EXTRACTING GENETIC CONDITIONS THAT PREDISPOSE TO CANCER, USING THE ONLINE MENDELIAN INHERITANCE IN MAN

http://65.222.228.150/jjb/omimpre.txt

Jules J. Berman, PhD, MD
National Institutes of Health
Rockville, MD USA


Background: A complete terminology of lesions/conditions related to cancer would contain: 1) a comprehensive nomenclature of tumors; 2) a comprehensive nomenclature of precancers (morphologically identifiable lesions that precede the development of cancer); 3) a comprehensive nomenclature of acquired conditions that increase the risk of cancer (e.g. AIDS, and radiation exposure); and 4) a comprehensive nomenclature of genetic conditions that predispose to cancer (such as Li-Framumeni syndrome and Xeroderma Pigmentosum). A complete cancer terminology is currently unavailable to researchers and pathologists. The purpose of such a nomenclature would be to facilitate the integration of biomedical data with lesions of interest to cancer researchers. Data integration enables researchers to discover the medical relevance of heterogeneous data elements. The author has published informatics techniques used to compile nomenclatures 1 and 2. This abstract describes a way of compiling nomenclature 4, using the Online Mendelian Inheritance in Man (OMIM).

Technology: OMIM is a publicly available comprehensive and curated collection of all inherited conditions in man. It can be downloaded through anonymous ftp at: ftp.ncbi.nih.gov /repository/OMIM. The June 23, 2003 OMIM file was used. This file is 87,722,918 bytes in length and contains descriptions of 15,113 different inherited conditions of man. Conditions that are associated with the development of tumors are provided with a listing of the tumors that have been reported.

Design: The Perl script (omimpre.pl) collects OMIM conditions predisposed to neoplastic development. It extracts the following information from OMIM records: 1) the OMIM number of the condition; 2) the name of the condition and its synonymous or closely related terms; and 3) the names of tumors associated with the condition. The script requires an external file (look-up list) containing a comprehensive listing of neoplastic terms. Instructions for obtaining such a file can be obtained from http://65.222.228.150/jjb/ca_terms.txt. The extracted information is collected into an XML file. A version of the raw XML output file can be downloaded from htttp://65.222.228.150/jjb/omimpre.xml.

Results: The Perl script produces an output file in about 10 seconds using a 1.6 GHz computer. The output contains 518 conditions. Lynch cancer family syndrome, hereditary nonpolyposis colorectal cancer, cheilitis glandularis, Pasini typ epidermolysis bullosa dystrophica, hereditary desmoid disease, Aase-Smith syndrome, familial type thyroid carcinoma, Michelin tire baby syndrome, Oslam syndrome, and Maffucci syndrome are a small sampling of extracted conditions.

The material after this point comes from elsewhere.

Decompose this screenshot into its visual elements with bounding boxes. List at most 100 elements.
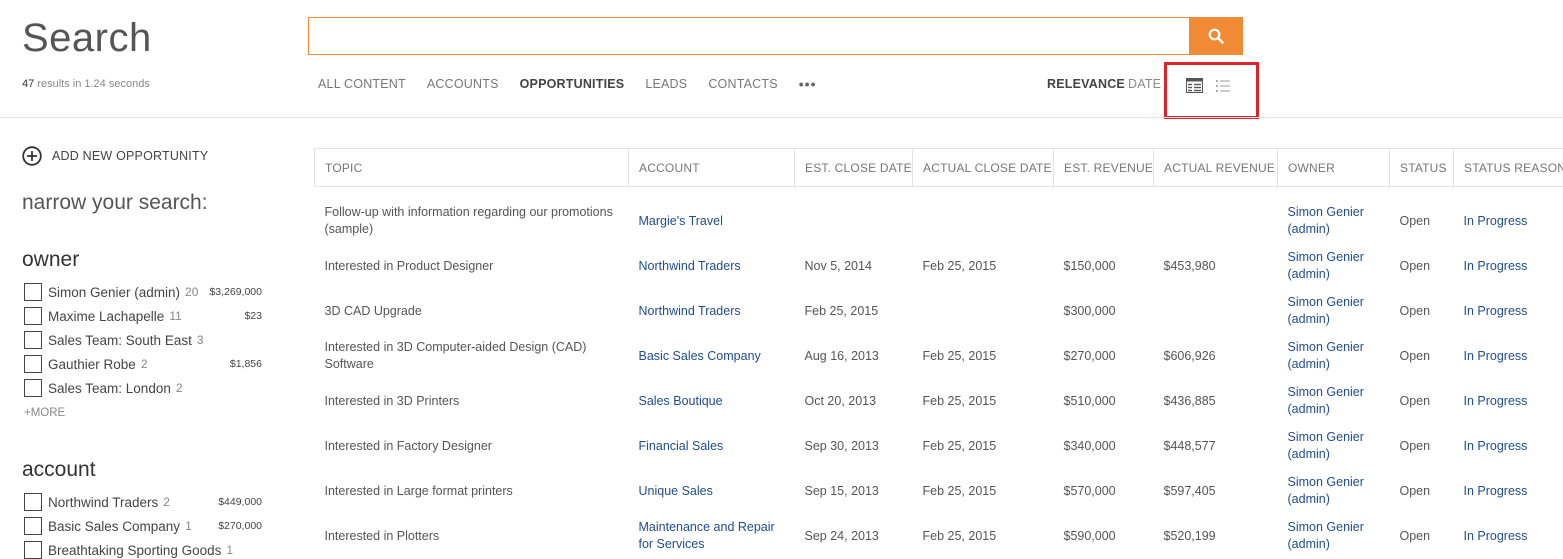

Conclusion: A Perl script is entered into the public domain that extracts from OMIM inherited conditions that predispose man to cancer. The Perl script is available at: http://65.222.228.150/jjb/omimpre.txt The output file is XML, supporting the facile integration of data elements (such as the OMIM identifier and the names of tumors) with other biological databases. The output file can be easily updated with newer versions of OMIM.